Greenwood, WA - Aug. 07
I get myself in trouble a lot.
Mostly it's because I have a big mouth and a defective filter. I also am, shall we say, challenged, at gauging appropriateness. I guess that all goes together in one big awkward package. But I like to think that those that love me - and hey, there are people out there that do (hi Mom!) - find my social handicap endearing...or something approximating that.
Not being in an office environment everyday has lowered the occurrence of me saying something stupid to strangers tenfold, but this charming habit has yet to be eliminated completely from my repertoire. In fact, just last week I struggled not to say "ass" in an interview. And this afternoon, I fought against an inclination to correct the 8 year olds next to me on the bus because they were saying "that's what she did" instead of "that's what she said." I'm sure the teachers would have appreciated my restraint had they known.
The bad news is that with the decrease of stranger-horrification, I have increased friend-alienation.
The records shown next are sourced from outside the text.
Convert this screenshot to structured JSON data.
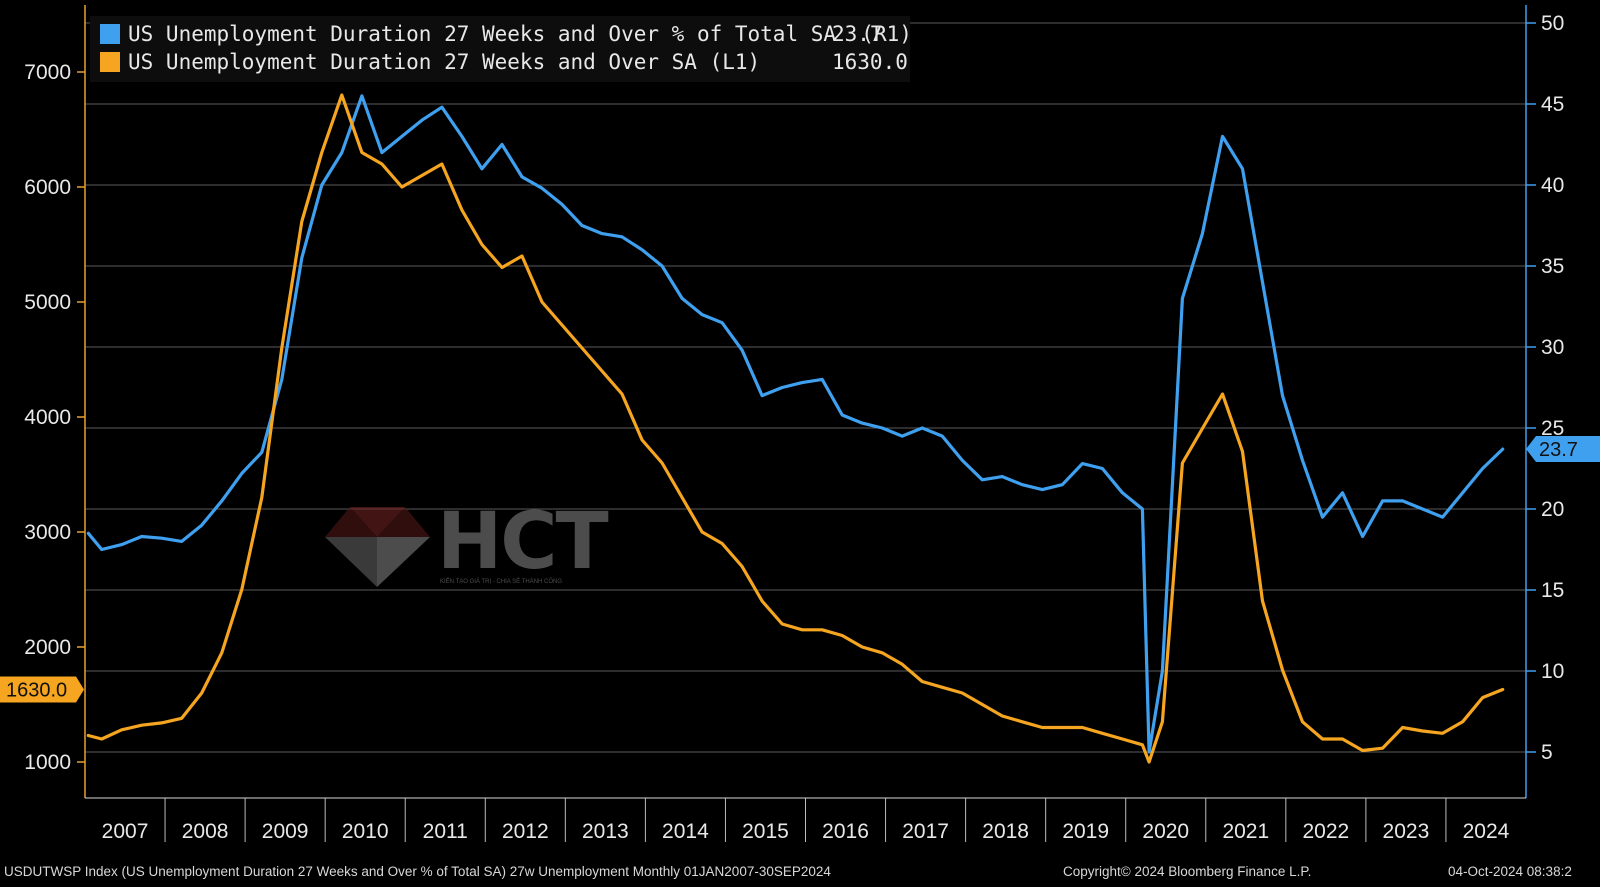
{
  "legend": {
    "series1_label": "US Unemployment Duration 27 Weeks and Over % of Total SA  (R1)",
    "series1_value": "23.7",
    "series2_label": "US Unemployment Duration 27 Weeks and Over SA (L1)",
    "series2_value": "1630.0"
  },
  "colors": {
    "series1": "#3fa0f0",
    "series2": "#f5a51f",
    "background": "#000000",
    "grid": "#5a5a5a"
  },
  "footer": {
    "left": "USDUTWSP Index (US Unemployment Duration 27 Weeks and Over % of Total SA) 27w Unemployment  Monthly 01JAN2007-30SEP2024",
    "center": "Copyright© 2024 Bloomberg Finance L.P.",
    "right": "04-Oct-2024 08:38:2"
  },
  "watermark": {
    "brand": "HCT",
    "tagline": "KIẾN TẠO GIÁ TRỊ - CHIA SẺ THÀNH CÔNG"
  },
  "chart_data": {
    "type": "line",
    "x_range": [
      "2007-01",
      "2024-09"
    ],
    "xlabels": [
      "2007",
      "2008",
      "2009",
      "2010",
      "2011",
      "2012",
      "2013",
      "2014",
      "2015",
      "2016",
      "2017",
      "2018",
      "2019",
      "2020",
      "2021",
      "2022",
      "2023",
      "2024"
    ],
    "left_axis": {
      "ticks": [
        "1000",
        "2000",
        "3000",
        "4000",
        "5000",
        "6000",
        "7000"
      ],
      "min": 1000,
      "max": 7000,
      "current_value_tag": "1630.0"
    },
    "right_axis": {
      "ticks": [
        "5",
        "10",
        "15",
        "20",
        "25",
        "30",
        "35",
        "40",
        "45",
        "50"
      ],
      "min": 5,
      "max": 50,
      "current_value_tag": "23.7"
    },
    "grid": true,
    "legend_position": "top-left",
    "series": [
      {
        "name": "US Unemployment Duration 27 Weeks and Over % of Total SA  (R1)",
        "axis": "right",
        "color": "#3fa0f0",
        "points": [
          [
            "2007-01",
            18.5
          ],
          [
            "2007-03",
            17.5
          ],
          [
            "2007-06",
            17.8
          ],
          [
            "2007-09",
            18.3
          ],
          [
            "2007-12",
            18.2
          ],
          [
            "2008-03",
            18.0
          ],
          [
            "2008-06",
            19.0
          ],
          [
            "2008-09",
            20.5
          ],
          [
            "2008-12",
            22.2
          ],
          [
            "2009-03",
            23.5
          ],
          [
            "2009-06",
            28.0
          ],
          [
            "2009-09",
            35.5
          ],
          [
            "2009-12",
            40.0
          ],
          [
            "2010-03",
            42.0
          ],
          [
            "2010-06",
            45.5
          ],
          [
            "2010-09",
            42.0
          ],
          [
            "2010-12",
            43.0
          ],
          [
            "2011-03",
            44.0
          ],
          [
            "2011-06",
            44.8
          ],
          [
            "2011-09",
            43.0
          ],
          [
            "2011-12",
            41.0
          ],
          [
            "2012-03",
            42.5
          ],
          [
            "2012-06",
            40.5
          ],
          [
            "2012-09",
            39.8
          ],
          [
            "2012-12",
            38.8
          ],
          [
            "2013-03",
            37.5
          ],
          [
            "2013-06",
            37.0
          ],
          [
            "2013-09",
            36.8
          ],
          [
            "2013-12",
            36.0
          ],
          [
            "2014-03",
            35.0
          ],
          [
            "2014-06",
            33.0
          ],
          [
            "2014-09",
            32.0
          ],
          [
            "2014-12",
            31.5
          ],
          [
            "2015-03",
            29.8
          ],
          [
            "2015-06",
            27.0
          ],
          [
            "2015-09",
            27.5
          ],
          [
            "2015-12",
            27.8
          ],
          [
            "2016-03",
            28.0
          ],
          [
            "2016-06",
            25.8
          ],
          [
            "2016-09",
            25.3
          ],
          [
            "2016-12",
            25.0
          ],
          [
            "2017-03",
            24.5
          ],
          [
            "2017-06",
            25.0
          ],
          [
            "2017-09",
            24.5
          ],
          [
            "2017-12",
            23.0
          ],
          [
            "2018-03",
            21.8
          ],
          [
            "2018-06",
            22.0
          ],
          [
            "2018-09",
            21.5
          ],
          [
            "2018-12",
            21.2
          ],
          [
            "2019-03",
            21.5
          ],
          [
            "2019-06",
            22.8
          ],
          [
            "2019-09",
            22.5
          ],
          [
            "2019-12",
            21.0
          ],
          [
            "2020-03",
            20.0
          ],
          [
            "2020-04",
            5.0
          ],
          [
            "2020-06",
            10.0
          ],
          [
            "2020-09",
            33.0
          ],
          [
            "2020-12",
            37.0
          ],
          [
            "2021-03",
            43.0
          ],
          [
            "2021-06",
            41.0
          ],
          [
            "2021-09",
            34.0
          ],
          [
            "2021-12",
            27.0
          ],
          [
            "2022-03",
            23.0
          ],
          [
            "2022-06",
            19.5
          ],
          [
            "2022-09",
            21.0
          ],
          [
            "2022-12",
            18.3
          ],
          [
            "2023-03",
            20.5
          ],
          [
            "2023-06",
            20.5
          ],
          [
            "2023-09",
            20.0
          ],
          [
            "2023-12",
            19.5
          ],
          [
            "2024-03",
            21.0
          ],
          [
            "2024-06",
            22.5
          ],
          [
            "2024-09",
            23.7
          ]
        ]
      },
      {
        "name": "US Unemployment Duration 27 Weeks and Over SA (L1)",
        "axis": "left",
        "color": "#f5a51f",
        "points": [
          [
            "2007-01",
            1230
          ],
          [
            "2007-03",
            1200
          ],
          [
            "2007-06",
            1280
          ],
          [
            "2007-09",
            1320
          ],
          [
            "2007-12",
            1340
          ],
          [
            "2008-03",
            1380
          ],
          [
            "2008-06",
            1600
          ],
          [
            "2008-09",
            1950
          ],
          [
            "2008-12",
            2500
          ],
          [
            "2009-03",
            3300
          ],
          [
            "2009-06",
            4600
          ],
          [
            "2009-09",
            5700
          ],
          [
            "2009-12",
            6300
          ],
          [
            "2010-03",
            6800
          ],
          [
            "2010-06",
            6300
          ],
          [
            "2010-09",
            6200
          ],
          [
            "2010-12",
            6000
          ],
          [
            "2011-03",
            6100
          ],
          [
            "2011-06",
            6200
          ],
          [
            "2011-09",
            5800
          ],
          [
            "2011-12",
            5500
          ],
          [
            "2012-03",
            5300
          ],
          [
            "2012-06",
            5400
          ],
          [
            "2012-09",
            5000
          ],
          [
            "2012-12",
            4800
          ],
          [
            "2013-03",
            4600
          ],
          [
            "2013-06",
            4400
          ],
          [
            "2013-09",
            4200
          ],
          [
            "2013-12",
            3800
          ],
          [
            "2014-03",
            3600
          ],
          [
            "2014-06",
            3300
          ],
          [
            "2014-09",
            3000
          ],
          [
            "2014-12",
            2900
          ],
          [
            "2015-03",
            2700
          ],
          [
            "2015-06",
            2400
          ],
          [
            "2015-09",
            2200
          ],
          [
            "2015-12",
            2150
          ],
          [
            "2016-03",
            2150
          ],
          [
            "2016-06",
            2100
          ],
          [
            "2016-09",
            2000
          ],
          [
            "2016-12",
            1950
          ],
          [
            "2017-03",
            1850
          ],
          [
            "2017-06",
            1700
          ],
          [
            "2017-09",
            1650
          ],
          [
            "2017-12",
            1600
          ],
          [
            "2018-03",
            1500
          ],
          [
            "2018-06",
            1400
          ],
          [
            "2018-09",
            1350
          ],
          [
            "2018-12",
            1300
          ],
          [
            "2019-03",
            1300
          ],
          [
            "2019-06",
            1300
          ],
          [
            "2019-09",
            1250
          ],
          [
            "2019-12",
            1200
          ],
          [
            "2020-03",
            1150
          ],
          [
            "2020-04",
            1000
          ],
          [
            "2020-06",
            1350
          ],
          [
            "2020-09",
            3600
          ],
          [
            "2020-12",
            3900
          ],
          [
            "2021-03",
            4200
          ],
          [
            "2021-06",
            3700
          ],
          [
            "2021-09",
            2400
          ],
          [
            "2021-12",
            1800
          ],
          [
            "2022-03",
            1350
          ],
          [
            "2022-06",
            1200
          ],
          [
            "2022-09",
            1200
          ],
          [
            "2022-12",
            1100
          ],
          [
            "2023-03",
            1120
          ],
          [
            "2023-06",
            1300
          ],
          [
            "2023-09",
            1270
          ],
          [
            "2023-12",
            1250
          ],
          [
            "2024-03",
            1350
          ],
          [
            "2024-06",
            1560
          ],
          [
            "2024-09",
            1630
          ]
        ]
      }
    ]
  }
}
I just want to put it out there that if I am giving you far too much knowledge of things that should be private affairs, or if I am grumbling about the crumbs in your beard, or if you know all sorts of boring stories about how I picked the lint from my belly button, I am so sorry. A job will come and I will be back to falling down and inadvertently accusing my boss of being high maintenance in no time.
I don't know what all this has to do with anything let alone the space store, but I'm here and I like that picture, so there.